A security guard at a managed isolation hotel last week tested positive for the virus and it was later revealed he had missed two vaccine appointments.
Prime Minister Jacinda Ardern in response said that from Monday, border staff would start to be redeployed if they hadn't been vaccinated.
"My expectation is that all frontline border workers are vaccinated for their own health and safety... from Monday, we start the process of those [workers] who have not [been vaccinated] moving to other roles."
But a spokesperson for Ardern said on Sunday workers have until the end of April to get the jab.
National's COVID-19 response spokesperson Chris Bishop said border workers have had since February to be vaccinated, so should be redeployed now if they aren't immunised.
"We're now at mid-April. People have had more than enough time and I think the rule should be if you're on the front-line working at the border you should be vaccinated and if you don't want to be vaccinated then you can't work on the front line," Bishop said.
But determining who exactly has been vaccinated will be challenging for officials who don't know exactly how many border workers there are and which ones have got the jab.
COVID-19 Response Minister Chris Hipkins last week explained the process underway.

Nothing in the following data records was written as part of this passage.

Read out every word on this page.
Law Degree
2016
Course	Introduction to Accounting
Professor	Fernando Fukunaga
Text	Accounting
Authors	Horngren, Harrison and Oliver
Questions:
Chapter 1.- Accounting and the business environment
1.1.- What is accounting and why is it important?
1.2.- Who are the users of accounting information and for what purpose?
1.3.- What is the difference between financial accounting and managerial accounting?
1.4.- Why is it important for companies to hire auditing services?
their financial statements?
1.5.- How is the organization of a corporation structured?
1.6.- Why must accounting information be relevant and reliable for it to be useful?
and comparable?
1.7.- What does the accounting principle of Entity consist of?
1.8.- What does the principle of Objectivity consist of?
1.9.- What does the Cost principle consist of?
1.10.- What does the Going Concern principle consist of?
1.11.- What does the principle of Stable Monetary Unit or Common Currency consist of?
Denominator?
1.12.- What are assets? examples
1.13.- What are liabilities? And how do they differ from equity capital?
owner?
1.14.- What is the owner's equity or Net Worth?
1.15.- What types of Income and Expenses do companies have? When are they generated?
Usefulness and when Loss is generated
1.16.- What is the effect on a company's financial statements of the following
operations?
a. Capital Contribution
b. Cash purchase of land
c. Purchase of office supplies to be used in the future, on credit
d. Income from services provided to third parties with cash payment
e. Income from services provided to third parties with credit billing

"There's a degree of complexity here, they have to work their way through a process, so they have to do the vaccinations, but then the data reconciliation is a manual process, so you actually have to go through each employer, the list of all their employees, identify [if] these people are still even working there, have they been moved to other duties if they've turned down a vaccination... that's the process we've been doing over the past couple of weeks and we've still got a little way to go.
"In the event that there are people still working there that haven't been vaccinated, there is an employment process that they have to go through, they have to follow employment law the same as everybody else does."
Bishop said it was "quite baffling" health officials didn't know how many border workers have got the jab.